The rights afforded to people by the U.S. Constitution do not extend to their property. This means that when a law enforcement official suspects that someone’s property — including his or her car, money, home or gun — was involved in a crime, the official can seize that property and keep it.
When this happens, there’s next to nothing that individual can do about it.
Known as civil asset forfeiture, or “policing for profit,” the lawful policing policy is often described as a legal statute that most members of the public are largely unaware of until they or someone they know is affected.
Introduced in the 18th century, civil asset forfeiture was originally intended as a means for the U.S. government to legally claim the rights to items or “loot” left behind by pirates. Today, the law is reportedly used as a tool for dismantling large-scale drug operations, which is why civil asset forfeiture is more common in the Midwest and Southern states than in states with more progressive drug laws, such as California, Oregon and Washington state.

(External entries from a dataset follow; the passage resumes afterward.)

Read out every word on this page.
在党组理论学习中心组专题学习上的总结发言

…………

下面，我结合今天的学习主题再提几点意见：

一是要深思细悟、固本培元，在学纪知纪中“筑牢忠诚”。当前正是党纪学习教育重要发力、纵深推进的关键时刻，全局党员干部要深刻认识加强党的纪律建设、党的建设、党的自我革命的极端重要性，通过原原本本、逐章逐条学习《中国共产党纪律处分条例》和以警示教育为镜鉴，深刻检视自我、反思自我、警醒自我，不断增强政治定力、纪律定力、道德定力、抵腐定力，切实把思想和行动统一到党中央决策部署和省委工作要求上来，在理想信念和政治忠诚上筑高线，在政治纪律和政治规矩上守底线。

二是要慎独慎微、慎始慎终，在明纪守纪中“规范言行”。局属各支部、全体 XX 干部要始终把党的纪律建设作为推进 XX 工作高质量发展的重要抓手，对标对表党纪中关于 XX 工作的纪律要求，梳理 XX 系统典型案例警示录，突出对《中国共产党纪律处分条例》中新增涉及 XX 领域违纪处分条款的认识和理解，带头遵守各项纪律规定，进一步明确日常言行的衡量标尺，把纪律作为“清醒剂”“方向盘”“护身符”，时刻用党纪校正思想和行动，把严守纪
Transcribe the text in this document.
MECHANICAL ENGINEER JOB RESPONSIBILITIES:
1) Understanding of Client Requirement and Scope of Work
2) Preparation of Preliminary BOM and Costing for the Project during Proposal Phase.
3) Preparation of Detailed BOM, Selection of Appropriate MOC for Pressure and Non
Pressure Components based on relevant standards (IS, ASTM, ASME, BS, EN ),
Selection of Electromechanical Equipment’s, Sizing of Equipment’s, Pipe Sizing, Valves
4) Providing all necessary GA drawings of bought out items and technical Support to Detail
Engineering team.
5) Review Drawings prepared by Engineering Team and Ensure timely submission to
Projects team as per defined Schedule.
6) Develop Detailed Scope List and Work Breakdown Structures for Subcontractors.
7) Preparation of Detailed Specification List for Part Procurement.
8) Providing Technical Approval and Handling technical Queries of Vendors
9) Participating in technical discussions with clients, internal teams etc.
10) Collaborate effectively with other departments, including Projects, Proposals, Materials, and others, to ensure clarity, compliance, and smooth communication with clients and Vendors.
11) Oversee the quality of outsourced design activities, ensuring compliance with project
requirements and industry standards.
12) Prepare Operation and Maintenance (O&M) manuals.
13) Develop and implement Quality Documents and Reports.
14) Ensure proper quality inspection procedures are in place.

However, the practice is increasingly being seen as a way for police departments to make up for lost revenue. This is because people have had thousands of dollars in cash taken from them without being tried in court or even charged with a crime. The case of Alda Gentile, who was carrying $11,000 that she had planned to use to buy a home, is just one example of this.
According to the Institute for Justice, law enforcement in Minnesota seized more than $6.6 million worth of goods in 2012, 90 percent of which was used to supplement law enforcement budgets. The nonprofit law firm also noted that the police officers were not exactly seizing Ferraris and mansions from drug kingpins, as less than 4 percent of property seized in the state between 2003 and 2010 was worth more than $5,000.

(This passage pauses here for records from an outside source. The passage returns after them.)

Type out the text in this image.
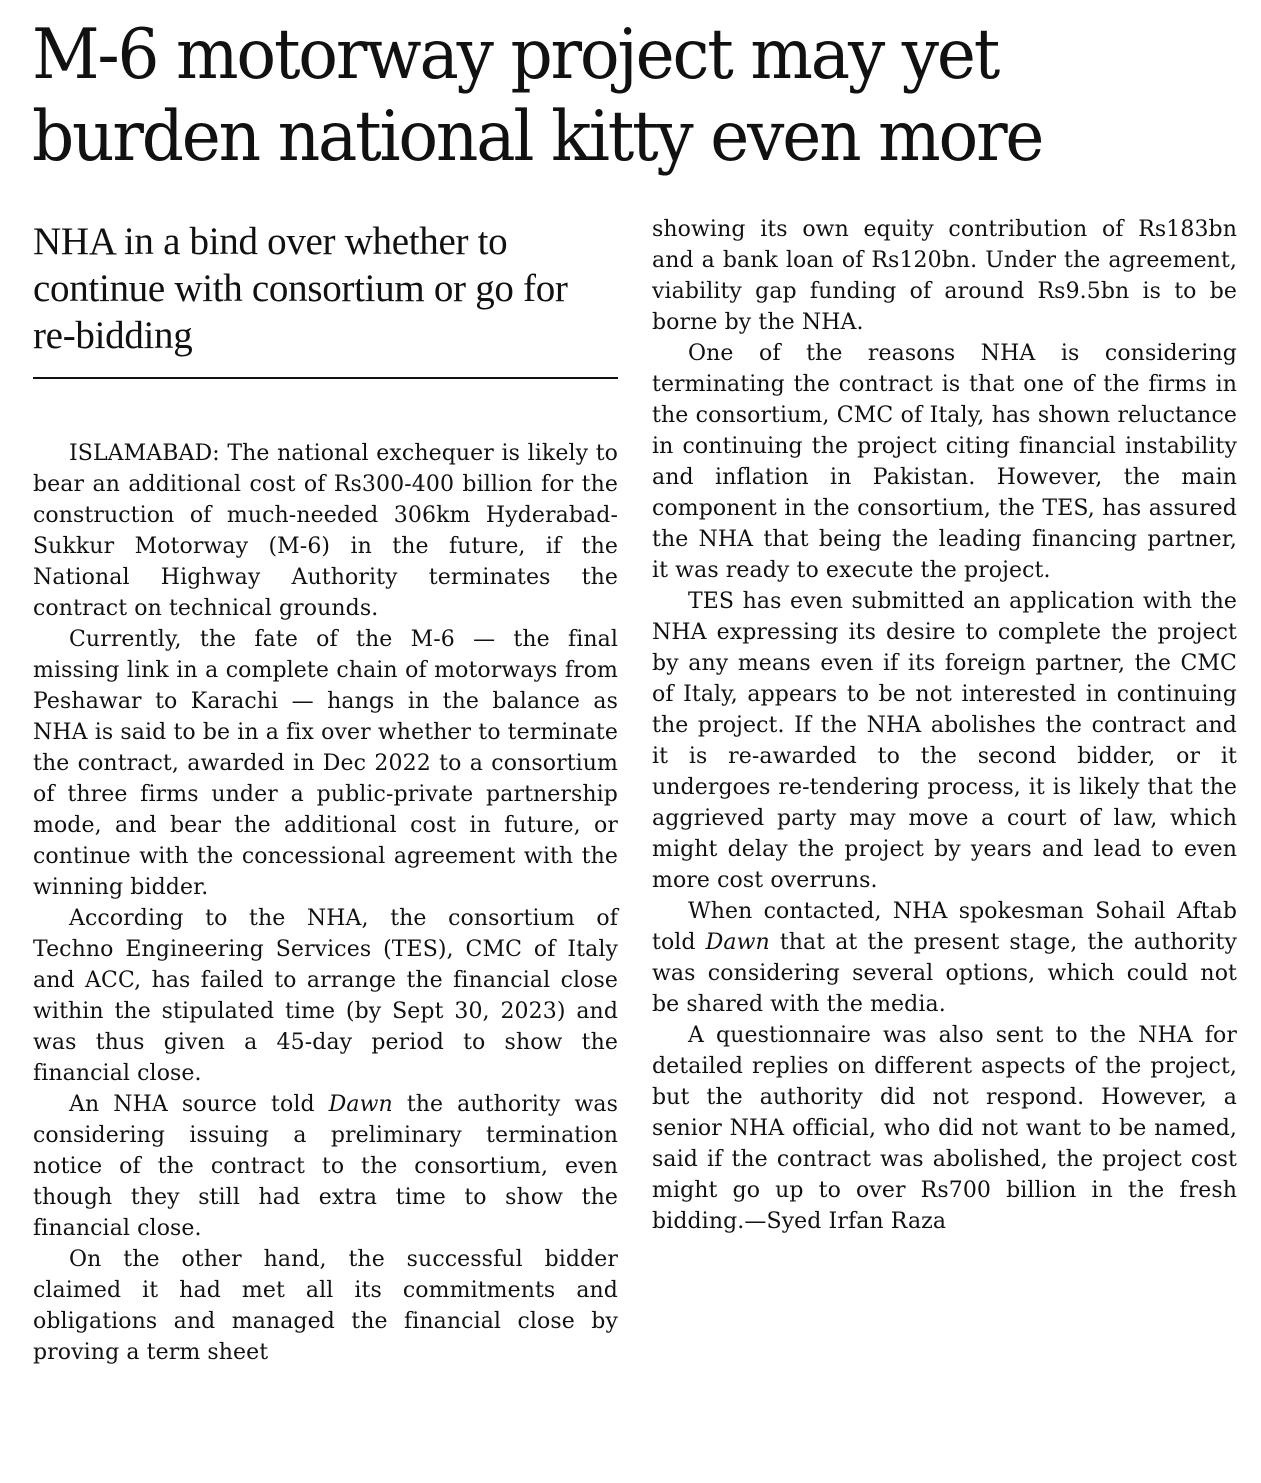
M-6 motorway project may yet burden national kitty even more
NHA in a bind over whether to continue with consortium or go for re-bidding

ISLAMABAD: The national exchequer is likely to bear an additional cost of Rs300-400 billion for the construction of much-needed 306km Hyderabad-Sukkur Motorway (M-6) in the future, if the National Highway Authority terminates the contract on technical grounds.

Currently, the fate of the M-6 — the final missing link in a complete chain of motorways from Peshawar to Karachi — hangs in the balance as NHA is said to be in a fix over whether to terminate the contract, awarded in Dec 2022 to a consortium of three firms under a public-private partnership mode, and bear the additional cost in future, or continue with the concessional agreement with the winning bidder.

According to the NHA, the consortium of Techno Engineering Services (TES), CMC of Italy and ACC, has failed to arrange the financial close within the stipulated time (by Sept 30, 2023) and was thus given a 45-day period to show the financial close.

An NHA source told Dawn the authority was considering issuing a preliminary termination notice of the contract to the consortium, even though they still had extra time to show the financial close.

On the other hand, the successful bidder claimed it had met all its commitments and obligations and managed the financial close by proving a term sheet

showing its own equity contribution of Rs183bn and a bank loan of Rs120bn. Under the agreement, viability gap funding of around Rs9.5bn is to be borne by the NHA.

One of the reasons NHA is considering terminating the contract is that one of the firms in the consortium, CMC of Italy, has shown reluctance in continuing the project citing financial instability and inflation in Pakistan. However, the main component in the consortium, the TES, has assured the NHA that being the leading financing partner, it was ready to execute the project.

TES has even submitted an application with the NHA expressing its desire to complete the project by any means even if its foreign partner, the CMC of Italy, appears to be not interested in continuing the project. If the NHA abolishes the contract and it is re-awarded to the second bidder, or it undergoes re-tendering process, it is likely that the aggrieved party may move a court of law, which might delay the project by years and lead to even more cost overruns.

When contacted, NHA spokesman Sohail Aftab told Dawn that at the present stage, the authority was considering several options, which could not be shared with the media.

A questionnaire was also sent to the NHA for detailed replies on different aspects of the project, but the authority did not respond. However, a senior NHA official, who did not want to be named, said if the contract was abolished, the project cost might go up to over Rs700 billion in the fresh bidding.—Syed Irfan Raza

In fact, the average value of property seized by law enforcement was only worth around $1,250, and it costs an average of $2,500 to challenge civil asset forfeiture in court.
Forfeited cash is often just put into the coffers of police departments, while property such as cars, guns or even PlayStations are often put up for auction. In the case of an auction, law enforcement keeps the profits from any sales.
One may assume that the Fourth Amendment would protect Gentile from having $11,000 in cash taken from her after she was stopped for speeding, especially since there isn’t a law dictating how much cash a person can legally carry. But there’s actually a loophole in the law that allows law enforcement to seize cash, stocks, real estate, vehicles, guns and other property, and keep it. Even if an individual is not charged or arrested for their involvement in any sort of crime, his or her property can still be seized lawfully because the property was suspected of having been involved in a crime. was essentially found guilty of being involved in a crime.
Constitutionally-granted rights, such as the right to a trial or a court-appointed lawyer, don’t apply to property, either. If someone wants to fight to get his stuff back, he is stuck paying 100 percent of the court fees. Further, his financial means to do so may have been affected by the fact that he just lost a great sum of money in the form of cash or a vehicle to the asset forfeiture.
Forfeiture laws vary by state in regards to how much a police department can legally seize, the amount of evidence required to prove that the property was used to commit a crime, and whether the burden of proof is on the property owner or law enforcement.
After analyzing the types of forfeiture laws in all 50 states, the Institute for Justice released a report in 2010, rating states based on the level of civil asset forfeiture abuse. West Virginia, Virginia, Texas and Michigan ranked as the worst states, since the burden on the state to prove that the property was involved in a crime was extremely low and police departments were able to keep 100 percent of everything they seized.
In Beckley, West Virginia, police seized $65,000 in cash and six different vehicles in 2008. The department used $10,000 of that money to purchase a new K-9 dog. In Texas, it was discovered that the 10 police departments that seized property the most relied on civil asset forfeiture to supplement about 37 percent of their total budgets.
Civil asset forfeiture is a troubling policy for those who are aware of it, and increased awareness of the practice in recent years has prompted lawmakers in some states to pass laws limiting law enforcement’s ability to seize a person’s assets.
Beginning on Aug. 1, Minnesota’s new legislation requires that before an individual’s property can be seized, law enforcement must either convict the individual or he or she must plead guilty to a crime or become an informant. The law, which received bipartisan support, also shifts the burden of proof onto the government, aligning with the language in the Constitution that says all persons are presumed innocent until proven guilty.
Since the amount of forfeiture-obtained revenue grew by 75 percent in the state between 2003 to 2010, even though the crime rate was actually dropping at that time, the general public and civil rights groups have come out in support of the law.
However, law enforcement has openly opposed the legislation. John Kingrey, executive director of the Minnesota County Attorneys Association, argued that more drugs and guns will be on the streets as a result of the law.
In response to arguments put forth by law enforcement, Lee McGrath, legislative counsel for the Institute for Justice’s Minnesota chapter, who advocated for this legislation, argued that law enforcement’s concerns about public safety are “a guise for law enforcement’s refusal to negotiate about reforming the forfeiture laws,” and said this law is actually quite modest.